Die Nachwehen waren eher klein, wenig tut weh, aber die Erschöpfung sitzt sehr tief. Einige hatten Taubheitsgefühl in den Fingern und Zehen für einige Wochen bis einigen Monaten.
Auf jeden Fall: sehr zu empfehlen, einer der schöneren Läufe den es gibt! Die Landschaft ist einmalig und die Helfer und Helferinnen extrem freundlich und hilfsbereit. Dieses Rennen lässt einem so schnell nicht mehr los.
Übrigens: im 2023 findet das Rennen leider nicht statt, wir drücken die Daumen, dass es 2024 wieder stattfindet!
Links:
Dreiteiliger Dokumentarfilm von SVT (auf schwedisch):
Wikipediaartikel zu Nordenskiöldsloppet (Schwedisch):
Fotos im Content Pool von Red Bull:
Wachsbingo
In den Wochen davor war es eher mild und es hatte wenig Schnee. Es gefror dann alles und es gab am Tag davor noch Neuschnee.
Hier was bei den Selberwachser*innen funktioniert hat:
Beim Gleitwachs vertrauten wir auf den Tipp von Fähndrich Sport in Pontresina: Erst mit Rex Graphit/schwarz wachsen, der ist ganz hart und hält lange. Danach Swix Marathon und noch eine mittlere Struktur. Fertig. Dies hielt gut über 200 km.
Beim Steigwachs entschieden wir uns für Swix Grün als Base, danach ein paar Lagen VP40 (ich lernte einmal die Faustregel: 1 Schicht pro 10 km, die wird hier aber ignoriert). Nach 90 km nachgewachst mit VP55.

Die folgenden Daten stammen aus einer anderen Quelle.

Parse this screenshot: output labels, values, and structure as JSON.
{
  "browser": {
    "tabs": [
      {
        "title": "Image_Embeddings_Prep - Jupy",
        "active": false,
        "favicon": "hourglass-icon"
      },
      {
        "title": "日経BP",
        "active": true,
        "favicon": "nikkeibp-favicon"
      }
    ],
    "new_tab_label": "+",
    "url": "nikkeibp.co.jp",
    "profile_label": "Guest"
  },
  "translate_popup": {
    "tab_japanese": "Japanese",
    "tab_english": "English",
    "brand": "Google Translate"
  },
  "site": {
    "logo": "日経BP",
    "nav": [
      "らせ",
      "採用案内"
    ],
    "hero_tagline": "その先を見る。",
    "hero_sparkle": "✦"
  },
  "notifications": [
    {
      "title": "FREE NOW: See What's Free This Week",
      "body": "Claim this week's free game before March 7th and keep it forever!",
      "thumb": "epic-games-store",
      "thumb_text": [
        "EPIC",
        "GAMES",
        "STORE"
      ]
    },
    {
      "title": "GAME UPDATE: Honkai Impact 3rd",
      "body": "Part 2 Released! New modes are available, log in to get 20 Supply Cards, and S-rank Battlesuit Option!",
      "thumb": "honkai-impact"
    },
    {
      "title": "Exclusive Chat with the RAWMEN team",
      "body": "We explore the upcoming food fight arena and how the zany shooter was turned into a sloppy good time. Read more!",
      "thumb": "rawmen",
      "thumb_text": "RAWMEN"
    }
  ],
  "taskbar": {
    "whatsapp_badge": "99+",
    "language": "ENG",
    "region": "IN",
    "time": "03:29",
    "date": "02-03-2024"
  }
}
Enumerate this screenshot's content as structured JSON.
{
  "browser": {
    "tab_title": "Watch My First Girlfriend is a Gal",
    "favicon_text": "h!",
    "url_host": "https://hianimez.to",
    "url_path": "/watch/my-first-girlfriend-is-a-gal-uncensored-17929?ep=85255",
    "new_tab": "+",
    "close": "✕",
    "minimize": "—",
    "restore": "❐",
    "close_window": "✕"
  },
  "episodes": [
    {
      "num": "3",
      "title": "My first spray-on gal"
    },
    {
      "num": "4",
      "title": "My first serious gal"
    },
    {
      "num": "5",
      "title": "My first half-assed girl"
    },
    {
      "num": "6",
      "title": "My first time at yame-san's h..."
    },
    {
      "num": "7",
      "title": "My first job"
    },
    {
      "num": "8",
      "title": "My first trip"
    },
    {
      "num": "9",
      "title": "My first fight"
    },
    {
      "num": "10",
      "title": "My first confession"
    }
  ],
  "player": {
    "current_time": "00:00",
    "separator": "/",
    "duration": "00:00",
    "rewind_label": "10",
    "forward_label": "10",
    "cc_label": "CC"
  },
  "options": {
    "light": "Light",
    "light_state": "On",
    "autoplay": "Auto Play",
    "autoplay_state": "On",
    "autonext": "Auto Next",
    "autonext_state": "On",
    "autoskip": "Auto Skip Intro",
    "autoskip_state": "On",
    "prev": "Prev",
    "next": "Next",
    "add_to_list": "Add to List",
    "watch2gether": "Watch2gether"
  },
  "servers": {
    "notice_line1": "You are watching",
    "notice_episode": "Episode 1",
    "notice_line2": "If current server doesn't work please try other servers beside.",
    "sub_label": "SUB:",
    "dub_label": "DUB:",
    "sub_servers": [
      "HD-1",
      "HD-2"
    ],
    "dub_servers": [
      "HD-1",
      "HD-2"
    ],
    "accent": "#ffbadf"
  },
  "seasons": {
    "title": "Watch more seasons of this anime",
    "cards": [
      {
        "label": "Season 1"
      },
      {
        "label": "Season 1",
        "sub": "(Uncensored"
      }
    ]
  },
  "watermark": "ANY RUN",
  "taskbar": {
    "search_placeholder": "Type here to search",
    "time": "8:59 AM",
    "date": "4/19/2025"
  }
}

Es waren einige Durchstosser dabei, das meiste ist sowieso Doppelstock, aber alles durchstossen ist schon zäh. Sven hat es versucht und hat dann beim Umkehrpunkt kurz vor dem grossen Aufstieg gewachst, er würde es wohl nicht mehr machen. Ein guter klassisch Ski mit Trockenwachs ist für mich immer noch erste Wahl.